To belong in the sense of developing spatial attachments presupposes possibilities of entering into a productive relationship with place. Considering the ways in which uncertainty shapes people’s ways of being in the world and belonging to places, as was shown, can provide us with a more nuanced understanding of belonging. The papers thus revealed how profoundly political and economic transformations, structural change or neglect by state agencies – processes that are always historically situated – impact the formation and valuation of belonging. In the case of former migrant workers from Vietnam, for instance, structurally challenging environments disrupted sentiments of belonging, which were closely tied to self-esteem based on people’s economic foundation.

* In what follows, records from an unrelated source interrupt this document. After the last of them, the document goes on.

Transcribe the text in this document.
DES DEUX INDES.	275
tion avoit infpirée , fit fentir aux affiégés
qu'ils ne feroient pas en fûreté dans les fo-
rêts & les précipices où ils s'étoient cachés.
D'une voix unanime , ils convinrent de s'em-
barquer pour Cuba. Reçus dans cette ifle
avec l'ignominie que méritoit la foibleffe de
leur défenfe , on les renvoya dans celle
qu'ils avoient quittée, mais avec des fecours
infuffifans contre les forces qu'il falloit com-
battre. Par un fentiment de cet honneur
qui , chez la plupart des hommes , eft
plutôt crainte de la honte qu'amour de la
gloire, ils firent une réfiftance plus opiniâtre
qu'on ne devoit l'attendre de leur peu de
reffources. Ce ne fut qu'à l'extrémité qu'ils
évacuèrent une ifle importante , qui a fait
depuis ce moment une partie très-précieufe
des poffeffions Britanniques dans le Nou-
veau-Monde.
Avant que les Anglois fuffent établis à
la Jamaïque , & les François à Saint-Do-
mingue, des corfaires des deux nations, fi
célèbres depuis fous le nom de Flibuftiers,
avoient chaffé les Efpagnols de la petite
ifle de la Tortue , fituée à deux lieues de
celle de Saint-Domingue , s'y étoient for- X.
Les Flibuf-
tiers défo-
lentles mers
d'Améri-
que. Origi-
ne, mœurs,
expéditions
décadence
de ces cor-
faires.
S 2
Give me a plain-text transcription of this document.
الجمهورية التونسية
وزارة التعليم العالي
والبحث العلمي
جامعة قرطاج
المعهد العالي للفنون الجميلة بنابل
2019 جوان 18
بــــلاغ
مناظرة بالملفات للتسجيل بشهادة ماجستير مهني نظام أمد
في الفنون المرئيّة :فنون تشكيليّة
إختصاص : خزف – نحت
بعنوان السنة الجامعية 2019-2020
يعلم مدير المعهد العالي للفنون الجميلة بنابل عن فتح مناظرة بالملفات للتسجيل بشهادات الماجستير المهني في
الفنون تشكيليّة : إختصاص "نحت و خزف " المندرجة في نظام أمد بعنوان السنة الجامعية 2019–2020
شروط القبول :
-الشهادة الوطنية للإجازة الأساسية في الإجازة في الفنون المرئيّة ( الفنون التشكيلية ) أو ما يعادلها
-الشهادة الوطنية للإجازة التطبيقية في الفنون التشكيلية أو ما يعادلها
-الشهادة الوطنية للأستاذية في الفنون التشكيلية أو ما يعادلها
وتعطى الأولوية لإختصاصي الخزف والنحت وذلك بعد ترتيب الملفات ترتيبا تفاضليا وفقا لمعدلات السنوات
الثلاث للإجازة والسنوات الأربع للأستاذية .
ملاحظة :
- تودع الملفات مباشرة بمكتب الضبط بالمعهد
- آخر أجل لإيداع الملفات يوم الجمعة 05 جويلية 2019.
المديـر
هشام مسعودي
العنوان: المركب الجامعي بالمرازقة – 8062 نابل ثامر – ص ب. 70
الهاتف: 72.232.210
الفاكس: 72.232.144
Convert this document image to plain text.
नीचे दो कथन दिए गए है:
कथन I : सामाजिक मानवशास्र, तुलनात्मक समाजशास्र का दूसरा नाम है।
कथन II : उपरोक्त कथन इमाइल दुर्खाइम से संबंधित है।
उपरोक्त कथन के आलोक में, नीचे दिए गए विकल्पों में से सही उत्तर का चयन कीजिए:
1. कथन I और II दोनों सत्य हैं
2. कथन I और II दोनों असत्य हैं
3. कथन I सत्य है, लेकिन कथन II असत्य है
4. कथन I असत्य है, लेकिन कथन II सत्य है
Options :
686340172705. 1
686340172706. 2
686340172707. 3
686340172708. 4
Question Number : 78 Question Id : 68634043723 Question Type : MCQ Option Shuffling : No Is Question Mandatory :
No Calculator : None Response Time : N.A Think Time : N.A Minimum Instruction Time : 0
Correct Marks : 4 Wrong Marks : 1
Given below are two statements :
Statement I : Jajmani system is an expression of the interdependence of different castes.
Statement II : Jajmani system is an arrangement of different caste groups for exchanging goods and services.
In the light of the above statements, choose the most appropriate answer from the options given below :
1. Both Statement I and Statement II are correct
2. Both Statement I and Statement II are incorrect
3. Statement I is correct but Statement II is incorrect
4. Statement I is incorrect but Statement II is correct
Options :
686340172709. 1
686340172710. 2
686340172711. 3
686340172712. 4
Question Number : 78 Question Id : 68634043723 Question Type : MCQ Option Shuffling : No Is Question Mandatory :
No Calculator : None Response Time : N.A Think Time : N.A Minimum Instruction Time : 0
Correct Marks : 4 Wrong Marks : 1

To conclude, this workshop helped to establish an understanding of belonging that acknowledges the importance of affectivity for social life in the mobile worlds of the 21st century. It provided room to reflect upon what the field of medical anthropology can offer to analyse the interplay between belonging, (refuge related) mobilities, human rights, and deservingness. The ethnographic examples suggested a range of key conditions for people to establish a sense of belonging and convincingly illustrated how closely related such a sense is to suffering, (health) care and well-being of im/migrants, refugees, but also otherwise socially disadvantaged people. In these times, when public discussions about who belongs and who does not – especially in regard to un/authorized im/migration – are becoming increasingly polarized and contentious, a critical medical anthropology perspective is perhaps needed more than ever. An anthropology that discursively intervenes in debates through which exclusionary health policies come to be accepted as common sense and effectively translates its insights into non-academic settings.

 

Bio Statement

Caroline Meier zu Biesen is a Research Associate at the Institute of Social and Cultural Anthropology (Freie Universität Berlin) and a Research Fellow within the ERC-project on GLOBHEALTH (Cermes3, Paris). Her research interests focus on global health governance, social inequality and health, transnational drug circulation, HIV/AIDS, malaria, and traditional medicine. She has conducted long-term fieldwork in Eastern Africa and India. Her current DFG-funded research project focuses on the collaboration among traditional and biomedical practitioners in the management of noncommunicable diseases (NCDs) in Zanzibar.